John Milton, Paradise Lost (Book IX). 

For the next few posts, I want to try and focus a little bit on texts that straddle the Renaissance/Enlightenment boundary and try to trace the coming of a new consciousness and and retelling of older narratives in its light. This passage is from Book IX of Paradise Lost: Adam, in Eve's wake, has finished eating his share of the forbidden fruit and now for the first time is experiencing something for which he has no name. This is where Milton tells his version of a question that has remained unanswered for so many lifetimes: what did Adam feel for Eve before he felt lust? In this case, what is he feeling at this exact moment when Eve's beauty inflames his senses and disarms his experience? Though the Doré image accompanying the text is from a few moments later, I am deeply interested in this too short moment that is the bountiful pleasure of sin. In these seconds, these moments before knowledge is forced upon Adam and Eve, what we see is innocence intact and the body altered. If Adam and Eve never know what it is they are experiencing then is lust, lust? Is Eve the Original Sinner or does a cohabitation of the figures of God and Satan give birth to Original Sin?
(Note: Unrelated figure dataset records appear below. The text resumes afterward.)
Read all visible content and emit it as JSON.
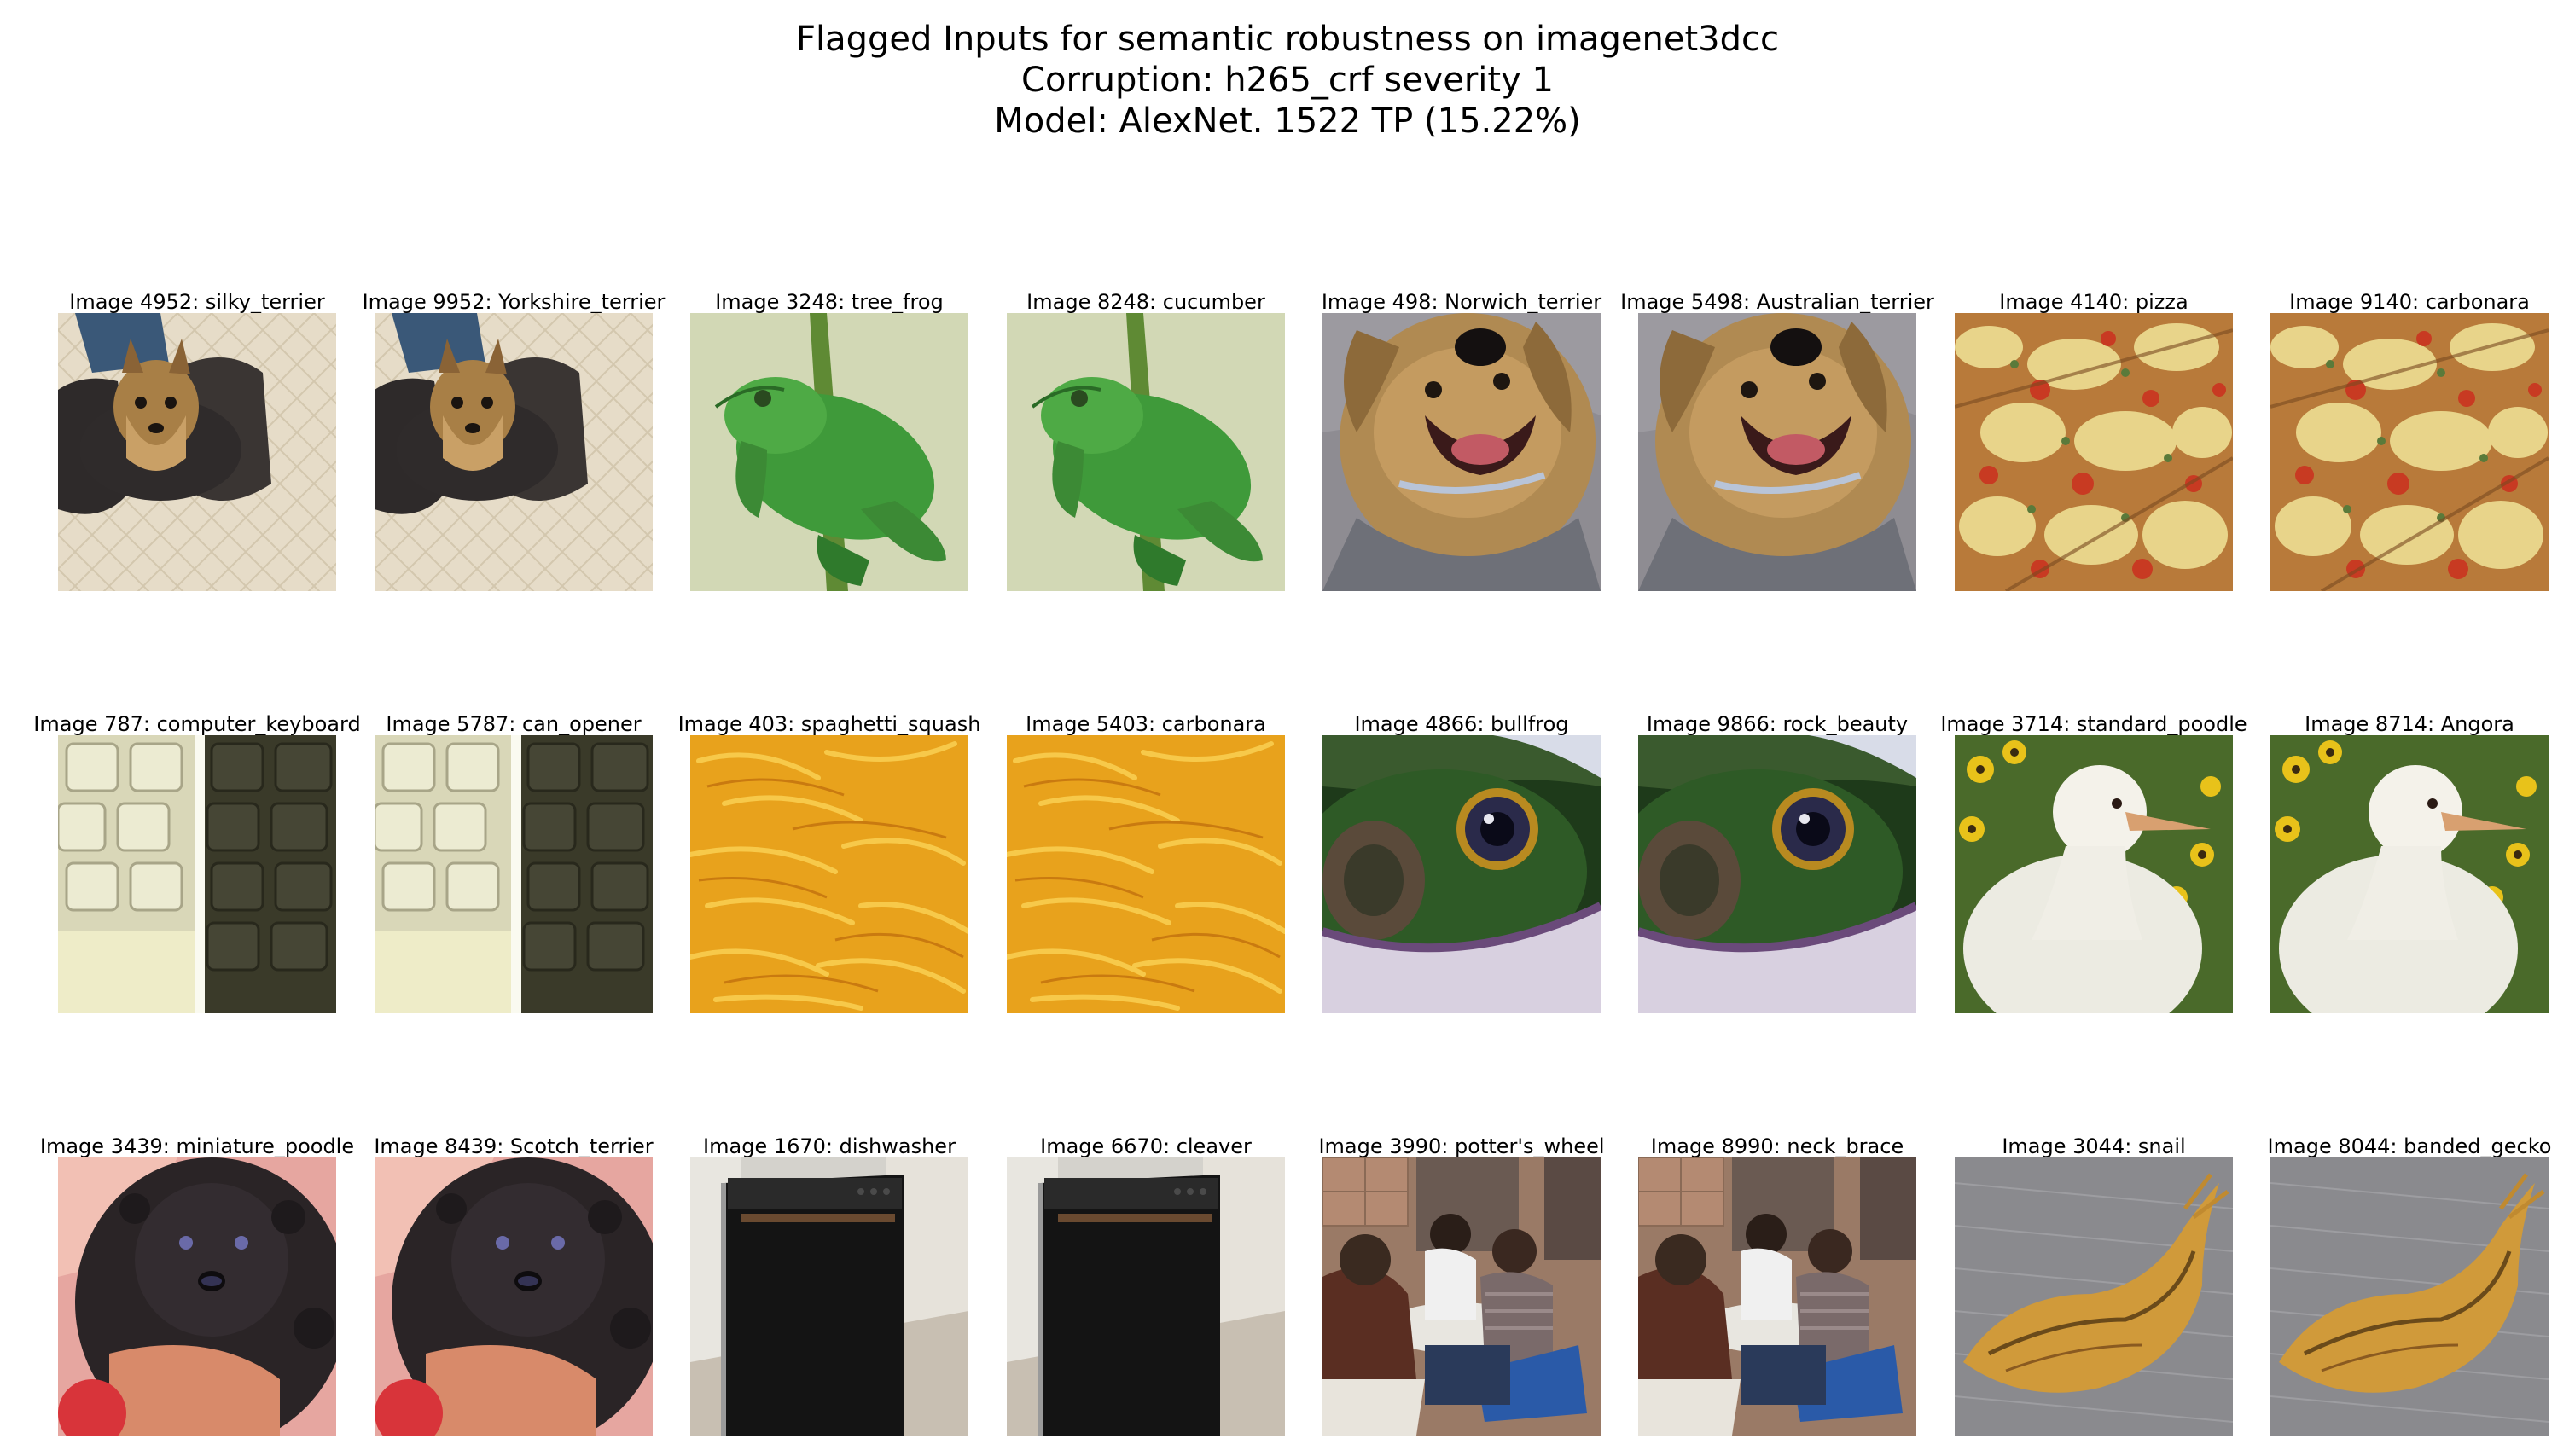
{
  "figure": {
    "title_lines": [
      "Flagged Inputs for semantic robustness on imagenet3dcc",
      "Corruption: h265_crf severity 1",
      "Model: AlexNet. 1522 TP (15.22%)"
    ]
  },
  "rows": [
    [
      {
        "label": "Image 4952: silky_terrier",
        "scene": "terrier-floor"
      },
      {
        "label": "Image 9952: Yorkshire_terrier",
        "scene": "terrier-floor"
      },
      {
        "label": "Image 3248: tree_frog",
        "scene": "green-frog"
      },
      {
        "label": "Image 8248: cucumber",
        "scene": "green-frog"
      },
      {
        "label": "Image 498: Norwich_terrier",
        "scene": "shaggy-dog"
      },
      {
        "label": "Image 5498: Australian_terrier",
        "scene": "shaggy-dog"
      },
      {
        "label": "Image 4140: pizza",
        "scene": "pizza"
      },
      {
        "label": "Image 9140: carbonara",
        "scene": "pizza"
      }
    ],
    [
      {
        "label": "Image 787: computer_keyboard",
        "scene": "keyboard"
      },
      {
        "label": "Image 5787: can_opener",
        "scene": "keyboard"
      },
      {
        "label": "Image 403: spaghetti_squash",
        "scene": "squash"
      },
      {
        "label": "Image 5403: carbonara",
        "scene": "squash"
      },
      {
        "label": "Image 4866: bullfrog",
        "scene": "bullfrog-eye"
      },
      {
        "label": "Image 9866: rock_beauty",
        "scene": "bullfrog-eye"
      },
      {
        "label": "Image 3714: standard_poodle",
        "scene": "white-chick"
      },
      {
        "label": "Image 8714: Angora",
        "scene": "white-chick"
      }
    ],
    [
      {
        "label": "Image 3439: miniature_poodle",
        "scene": "black-poodle"
      },
      {
        "label": "Image 8439: Scotch_terrier",
        "scene": "black-poodle"
      },
      {
        "label": "Image 1670: dishwasher",
        "scene": "dishwasher"
      },
      {
        "label": "Image 6670: cleaver",
        "scene": "dishwasher"
      },
      {
        "label": "Image 3990: potter's_wheel",
        "scene": "people-patio"
      },
      {
        "label": "Image 8990: neck_brace",
        "scene": "people-patio"
      },
      {
        "label": "Image 3044: snail",
        "scene": "slug"
      },
      {
        "label": "Image 8044: banded_gecko",
        "scene": "slug"
      }
    ]
  ]
}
I want to answer these questions through the idea of a subject's unwavering gaze shifting from his maker to another. In other words, when Adam obeys Eve and takes the fruit, and then more literally undergoes a change in the way he sees her, he has essentially shifted his loyalties from both God and Satan, and transferred them to the figure of Eve. It's ironic that Eve gets the title of "daughter of God," but Adam is not the Son. It is Christ who will be crowned Son, and who will pronounce the Almighty's judgment. The crucial players of Heaven, the son and the daughter, stand at opposite ends.
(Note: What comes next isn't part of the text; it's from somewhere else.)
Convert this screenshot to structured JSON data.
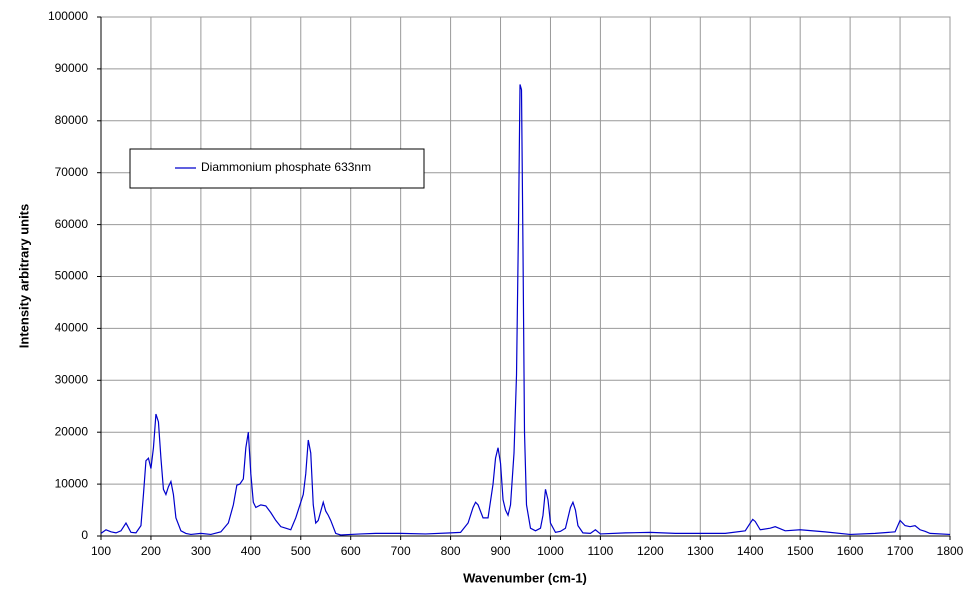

But I digress. To come back to the questions at hand-- I think the answer may have several layers: Adam and Eve are not the same. Adam gazes upon God, while Eve's gaze is free, to go to Adam, God, the serpent, the fruit. Adam's changed focus also implies a change in God's position at the top of the foodchain, even if in a temporary way. It is in the seconds where loyalty shifts, where capital becomes competitive, where the subject is enticed by a kinder master, that the divine must generate what the goddess cannot. Sin. The temporarily disturbed supremacy is intact again, and the daughter, the goddess of a second, is sent off to her husband's home. Milton's Trinity, then, is barely harmonious-- Father, Daughter and the Unholy Gaze.